I should not be noticing how his voice drops slightly on the second word, how he lingers on the vowel sounds.

I should definitely not be wondering how it would sound in other contexts.

"And you're very large and very aggravating, Thraka," I counter, aiming for dismissive and landing somewhere in the vicinity of flustered. My professional composure is developing stress fractures. I can feel them spreading like cracks in overloaded infrastructure.

His grin widens, showing those intimidating teeth that should terrify me and somehow don't.

"This is true," he agrees cheerfully, utterly unbothered by the accusation, as if being aggravating is a point of pride rather than criticism. "I am excellent at both."

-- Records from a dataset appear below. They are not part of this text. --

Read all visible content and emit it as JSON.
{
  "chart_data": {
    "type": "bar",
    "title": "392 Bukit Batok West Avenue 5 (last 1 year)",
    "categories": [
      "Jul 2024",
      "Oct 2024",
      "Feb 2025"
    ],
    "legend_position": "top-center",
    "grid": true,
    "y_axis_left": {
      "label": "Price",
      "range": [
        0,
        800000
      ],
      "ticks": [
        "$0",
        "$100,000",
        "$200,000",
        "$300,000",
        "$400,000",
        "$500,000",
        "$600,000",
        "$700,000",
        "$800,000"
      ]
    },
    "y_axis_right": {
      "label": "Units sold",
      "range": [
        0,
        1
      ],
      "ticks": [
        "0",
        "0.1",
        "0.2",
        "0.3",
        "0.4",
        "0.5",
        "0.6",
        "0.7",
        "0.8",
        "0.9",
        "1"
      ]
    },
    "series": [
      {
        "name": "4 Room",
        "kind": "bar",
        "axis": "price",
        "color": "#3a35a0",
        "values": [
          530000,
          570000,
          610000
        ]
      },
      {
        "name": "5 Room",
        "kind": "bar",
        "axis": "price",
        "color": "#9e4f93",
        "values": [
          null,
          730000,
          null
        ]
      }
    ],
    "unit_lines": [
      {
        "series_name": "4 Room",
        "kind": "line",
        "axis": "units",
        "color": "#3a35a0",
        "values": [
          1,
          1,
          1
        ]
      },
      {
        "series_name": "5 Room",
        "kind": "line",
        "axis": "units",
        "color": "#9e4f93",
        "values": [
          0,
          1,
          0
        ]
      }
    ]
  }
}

He heads toward the break room, leaving me alone in the cubicle, surrounded by broken keyboard fragments and the lingering warmth of his presence.

I sit back down in my chair with perhaps more force than necessary, the ergonomic cushion exhaling a soft wheeze of protest beneath me.

Check my Fitbit with the kind of clinical detachment I use when reviewing quarterly reports, tilting my wrist to catch the screen's glow.

Heart rate: 142 BPM.

I blink at the number. Stare at it. Will it to recalibrate, to correct what is obviously a sensor malfunction, a reading error, a glitch in the hardware.

It doesn't change.

Resting rate: 65 BPM.

The numbers don't lie. They never do. That's what I've always loved about data, its ruthless, uncompromising honesty. Numbers are immune to self-deception, to rationalization, to the careful narratives we construct to protect ourselves from inconvenient truths.

A 77 BPM differential. That's not normal. That's not professional. That's not the cardiovascular response of someone who is simply irritated by a disruptive colleague.

That's the cardiovascular response of someone whose autonomic nervous system has completely abandoned its professional standards.

I tell myself it's stress.

Just stress.

Elevated cortisol levels. Adrenaline response. The physiological manifestation of prolonged exposure to chaos and unpredictability in my carefully controlled work environment.

Nothing else.

Certainly nothing else.

Nothing that has anything to do with how he says my name, or how his hands looked holding that keyboard, or the way his grin makes something flutter dangerously in my heart.

Just stress.

But my heart keeps beating its trapped bird rhythm, and somewhere in the breakroom, Thraka is probably terrorizing the coffee machine, and I have two more hours of training to survive before I can retreat to my office and process what the hell just happened.

Contingency plans.

I need contingency plans.

For this.

For him.

For whatever this feeling is that I refuse to name.